Parafraseando a Cees Noteebom, el recuerdo es como un gato que se tumba donde le place. Deambula de forma pseudoaleatoria y se comporta de manera algo impredecible, siempre sin hacer caso a nuestras órdenes. Guarda recuerdos intrascendentes sin saber por qué, olvida cosas que uno preferiría no olvidar y saca a la luz estas viejas memorias ahora, más de diez años después. «La memoria autobiográfica», escribe Douwe Draaisma, «es al mismo tiempo un libro de los recuerdos y un libro del olvido». Y prosigue:

Es como si dejáramos los apuntes de nuestra vida a cargo de un secretario díscolo con intereses propios, que registra minuciosamente lo que preferiríamos olvidar mientras que, en momentos de gloria, hace como si estuviera escribiendo diligentemente cuando, en realidad, ha enroscado disimuladamente el tapón de la estilográfica.
Es casi una obviedad decir que aquello que recordamos influye parcialmente en nuestra personalidad.

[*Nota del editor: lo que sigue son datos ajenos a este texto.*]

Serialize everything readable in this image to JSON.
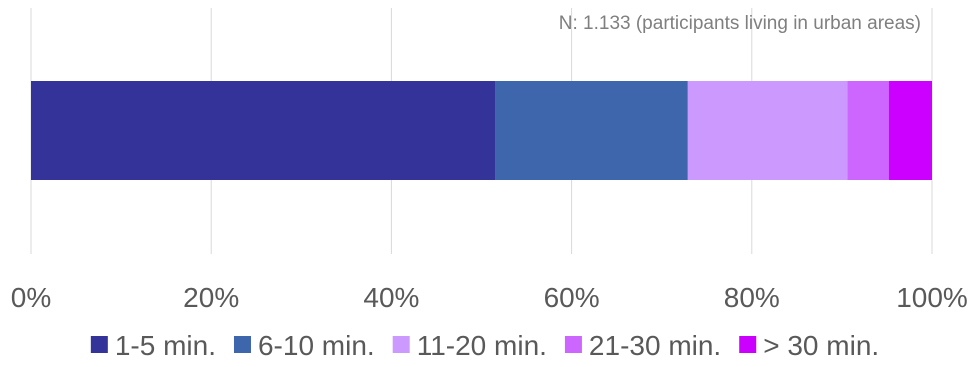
{
  "chart_data": {
    "type": "bar",
    "orientation": "horizontal",
    "stacked": true,
    "normalized": true,
    "title": "",
    "annotation": "N: 1.133 (participants living in urban areas)",
    "xlabel": "",
    "ylabel": "",
    "categories": [
      ""
    ],
    "xlim": [
      0,
      100
    ],
    "ticks": [
      "0%",
      "20%",
      "40%",
      "60%",
      "80%",
      "100%"
    ],
    "grid": true,
    "legend_position": "bottom",
    "series": [
      {
        "name": "1-5 min.",
        "values": [
          51.5
        ],
        "color": "#333399"
      },
      {
        "name": "6-10 min.",
        "values": [
          21.4
        ],
        "color": "#3d66ad"
      },
      {
        "name": "11-20 min.",
        "values": [
          17.7
        ],
        "color": "#cc99ff"
      },
      {
        "name": "21-30 min.",
        "values": [
          4.6
        ],
        "color": "#cc66ff"
      },
      {
        "name": "> 30 min.",
        "values": [
          4.8
        ],
        "color": "#cc00ff"
      }
    ]
  }
}
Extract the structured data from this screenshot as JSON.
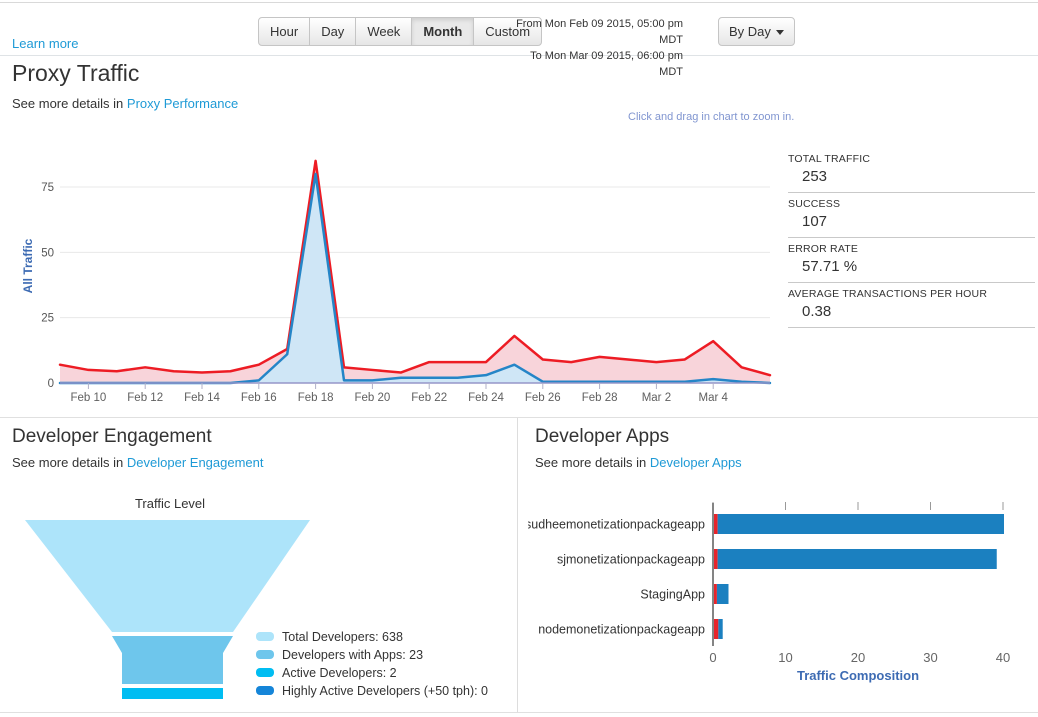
{
  "topbar": {
    "learn_more": "Learn more",
    "range_buttons": [
      "Hour",
      "Day",
      "Week",
      "Month",
      "Custom"
    ],
    "active_button": "Month",
    "from_label": "From Mon Feb 09 2015, 05:00 pm MDT",
    "to_label": "To Mon Mar 09 2015, 06:00 pm MDT",
    "group_by_label": "By Day"
  },
  "proxy_traffic": {
    "title": "Proxy Traffic",
    "subtitle_prefix": "See more details in",
    "subtitle_link": "Proxy Performance",
    "zoom_hint": "Click and drag in chart to zoom in.",
    "stats": [
      {
        "label": "TOTAL TRAFFIC",
        "value": "253"
      },
      {
        "label": "SUCCESS",
        "value": "107"
      },
      {
        "label": "ERROR RATE",
        "value": "57.71 %"
      },
      {
        "label": "AVERAGE TRANSACTIONS PER HOUR",
        "value": "0.38"
      }
    ]
  },
  "developer_engagement": {
    "title": "Developer Engagement",
    "subtitle_prefix": "See more details in",
    "subtitle_link": "Developer Engagement"
  },
  "developer_apps": {
    "title": "Developer Apps",
    "subtitle_prefix": "See more details in",
    "subtitle_link": "Developer Apps"
  },
  "chart_data": [
    {
      "id": "proxy_traffic_chart",
      "type": "area",
      "ylabel": "All Traffic",
      "x": [
        "Feb 9",
        "Feb 10",
        "Feb 11",
        "Feb 12",
        "Feb 13",
        "Feb 14",
        "Feb 15",
        "Feb 16",
        "Feb 17",
        "Feb 18",
        "Feb 19",
        "Feb 20",
        "Feb 21",
        "Feb 22",
        "Feb 23",
        "Feb 24",
        "Feb 25",
        "Feb 26",
        "Feb 27",
        "Feb 28",
        "Mar 1",
        "Mar 2",
        "Mar 3",
        "Mar 4",
        "Mar 5",
        "Mar 6"
      ],
      "x_tick_labels": [
        "Feb 10",
        "Feb 12",
        "Feb 14",
        "Feb 16",
        "Feb 18",
        "Feb 20",
        "Feb 22",
        "Feb 24",
        "Feb 26",
        "Feb 28",
        "Mar 2",
        "Mar 4"
      ],
      "y_ticks": [
        0,
        25,
        50,
        75
      ],
      "ylim": [
        0,
        88
      ],
      "grid": "horizontal",
      "series": [
        {
          "name": "red",
          "color": "#ed1c24",
          "fill": "#f8d4da",
          "values": [
            7,
            5,
            4.5,
            6,
            4.5,
            4,
            4.5,
            7,
            13,
            85,
            6,
            5,
            4,
            8,
            8,
            8,
            18,
            9,
            8,
            10,
            9,
            8,
            9,
            16,
            6,
            3
          ]
        },
        {
          "name": "blue",
          "color": "#2585c7",
          "fill": "#cfe6f6",
          "values": [
            0,
            0,
            0,
            0,
            0,
            0,
            0,
            1,
            11,
            80,
            1,
            1,
            2,
            2,
            2,
            3,
            7,
            0.5,
            0.5,
            0.5,
            0.5,
            0.5,
            0.5,
            1.5,
            0.5,
            0
          ]
        }
      ]
    },
    {
      "id": "developer_engagement_funnel",
      "type": "funnel",
      "title": "Traffic Level",
      "legend_position": "right",
      "segments": [
        {
          "label": "Total Developers",
          "value": 638,
          "color": "#ade4fa"
        },
        {
          "label": "Developers with Apps",
          "value": 23,
          "color": "#6ec6ec"
        },
        {
          "label": "Active Developers",
          "value": 2,
          "color": "#00bdf2"
        },
        {
          "label": "Highly Active Developers (+50 tph)",
          "value": 0,
          "color": "#1585d8"
        }
      ]
    },
    {
      "id": "developer_apps_chart",
      "type": "bar",
      "orientation": "horizontal",
      "categories": [
        "sudheemonetizationpackageapp",
        "sjmonetizationpackageapp",
        "StagingApp",
        "nodemonetizationpackageapp"
      ],
      "series": [
        {
          "name": "red",
          "color": "#e8242b",
          "values": [
            0.5,
            0.5,
            0.4,
            0.6
          ]
        },
        {
          "name": "blue",
          "color": "#1b80c0",
          "values": [
            39.5,
            38.5,
            1.6,
            0.6
          ]
        }
      ],
      "xlabel": "Traffic Composition",
      "x_ticks": [
        0,
        10,
        20,
        30,
        40
      ],
      "xlim": [
        0,
        40
      ]
    }
  ]
}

Me pregunto en qué medida las cosas que no recordamos nos hacen ser quienes somos, si esas vivencias olvidadas dejan en nuestro interior algún eco que resuena en el presente a pesar de que ya no guardamos el recuerdo en sí. Me pregunto si alguno de esos pacientes cuyo nombre y problema ya no recuerdo todavía influye en algo de lo que pienso o hago, perdurando como vagas reminiscencias de aquella otra vida que dejé atrás.